I think the root cause of all this is a kind of instrument myopia on the part of our competition policy-makers and regulators. In short, they act as if competition regulation is the only thing going on. But our government has many policy instruments to protect workers, to bring about economic empowerment and to shape industrial policy – and it’s not shy to deploy them. Those instruments can be and often are more considered, more comprehensive and more cogent than the partial and frankly paint-by-numbers interventions of competition bodies in policy areas in which they are not versed.
4. How has Covid shaped the way Genesis operates? What are you looking for in recruits that are different from before?

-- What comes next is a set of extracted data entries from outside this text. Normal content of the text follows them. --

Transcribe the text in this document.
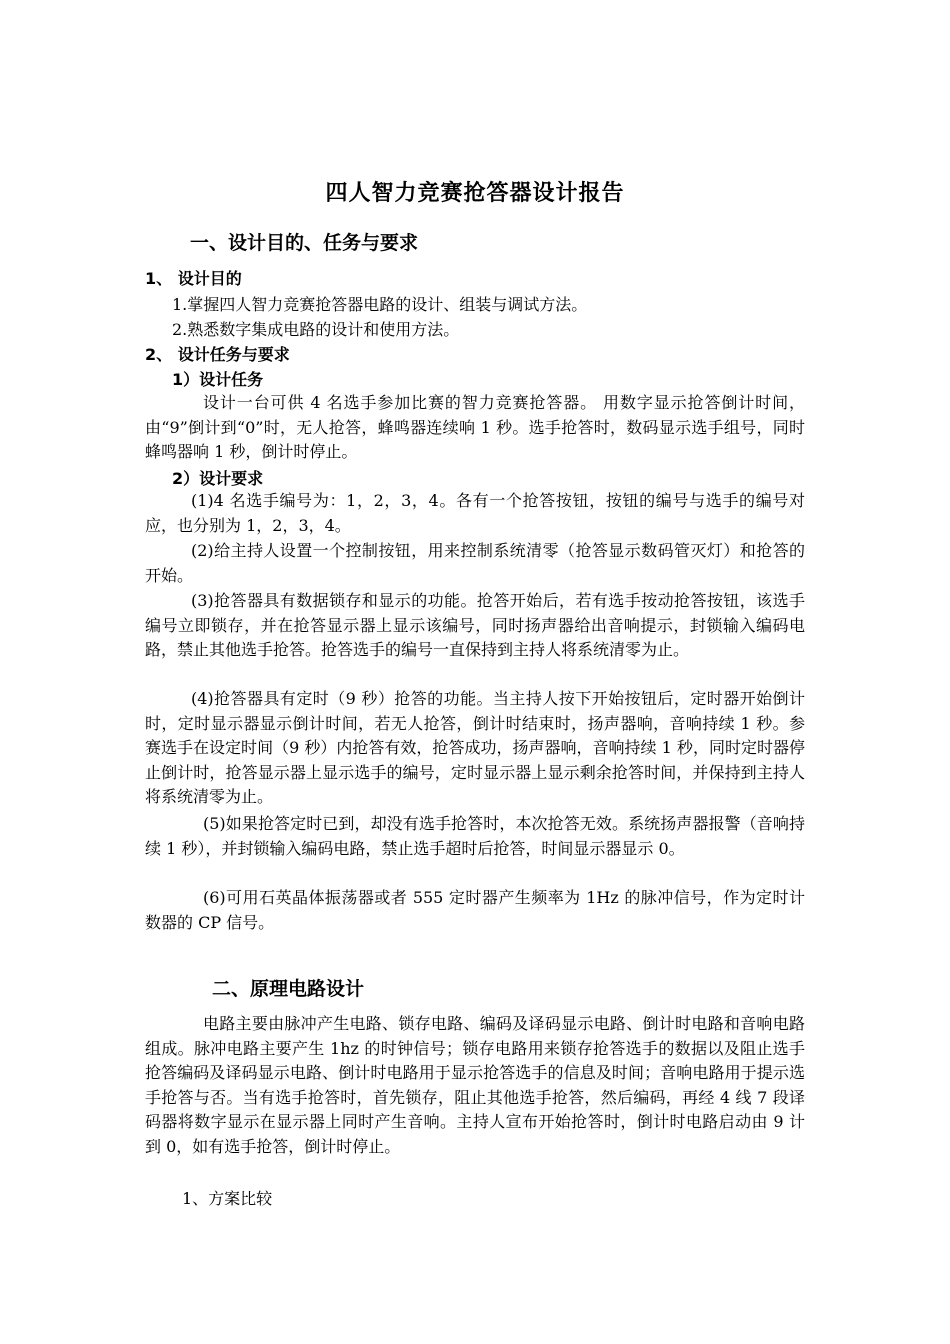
四人智力竞赛抢答器设计报告
一、设计目的、任务与要求
1、 设计目的
1.掌握四人智力竞赛抢答器电路的设计、组装与调试方法。
2.熟悉数字集成电路的设计和使用方法。
2、 设计任务与要求
1）设计任务

设计一台可供 4 名选手参加比赛的智力竞赛抢答器。 用数字显示抢答倒计时间，由“9”倒计到“0”时，无人抢答，蜂鸣器连续响 1 秒。选手抢答时，数码显示选手组号，同时蜂鸣器响 1 秒，倒计时停止。

2）设计要求

(1)4 名选手编号为：1，2，3，4。各有一个抢答按钮，按钮的编号与选手的编号对应，也分别为 1，2，3，4。

(2)给主持人设置一个控制按钮，用来控制系统清零（抢答显示数码管灭灯）和抢答的开始。

(3)抢答器具有数据锁存和显示的功能。抢答开始后，若有选手按动抢答按钮，该选手编号立即锁存，并在抢答显示器上显示该编号，同时扬声器给出音响提示，封锁输入编码电路，禁止其他选手抢答。抢答选手的编号一直保持到主持人将系统清零为止。

(4)抢答器具有定时（9 秒）抢答的功能。当主持人按下开始按钮后，定时器开始倒计时，定时显示器显示倒计时间，若无人抢答，倒计时结束时，扬声器响，音响持续 1 秒。参赛选手在设定时间（9 秒）内抢答有效，抢答成功，扬声器响，音响持续 1 秒，同时定时器停止倒计时，抢答显示器上显示选手的编号，定时显示器上显示剩余抢答时间，并保持到主持人将系统清零为止。

(5)如果抢答定时已到，却没有选手抢答时，本次抢答无效。系统扬声器报警（音响持续 1 秒），并封锁输入编码电路，禁止选手超时后抢答，时间显示器显示 0。

(6)可用石英晶体振荡器或者 555 定时器产生频率为 1Hz 的脉冲信号，作为定时计数器的 CP 信号。

二、原理电路设计

电路主要由脉冲产生电路、锁存电路、编码及译码显示电路、倒计时电路和音响电路组成。脉冲电路主要产生 1hz 的时钟信号；锁存电路用来锁存抢答选手的数据以及阻止选手抢答编码及译码显示电路、倒计时电路用于显示抢答选手的信息及时间；音响电路用于提示选手抢答与否。当有选手抢答时，首先锁存，阻止其他选手抢答，然后编码，再经 4 线 7 段译码器将数字显示在显示器上同时产生音响。主持人宣布开始抢答时，倒计时电路启动由 9 计到 0，如有选手抢答，倒计时停止。

1、方案比较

Covid wholly changed us. On Day One of the pandemic, we were 120 people in 4 countries. Today, we are shy of 400 people in 25 countries. This is a direct consequence of the pandemic. The pandemic taught us two things. First, that we could work effectively with distributed teams using tech. We leaned into this from the very start. For many positions in Genesis we hire anywhere in the world. It is entirely everyday for a Genesis team working on a project to have members based in four widely disparate geographies. This has allowed us to access talent, and build networks and partnerships, across the world. It has made our work better. It has made us a far more interesting place. And it has enabled us to do work in 115 countries and counting.
To pull this off one needs a very strong culture, and even more important, shared habits of work. We are very explicit about this, to the point of having our own language for how we work with each other and what we owe each other as colleagues. This spills over into how we work with clients and partners.
The second thing we learnt was this: it’s better to be at the coal-face of impact than to deliver clever insights. During the pandemic, we worked on behaviour change, vaccine distribution and how to re-open the economy as quickly as possible. In all these endeavours what really mattered were clear goals, strong partnerships, and proximity to resources and power. That started a journey from being a consulting company to being an impact firm: we’re still on this journey, and we know that it will change our shape as firm.
It also changes whom we hire. Previously we majored on analytical types. These days we still want thinkers, but we have a broader understanding of what effective thinking means for getting difficult things done. And we really want thinker-doers: people who understand, but can also pivot to action, work with others, and know how to get things done in complex situations.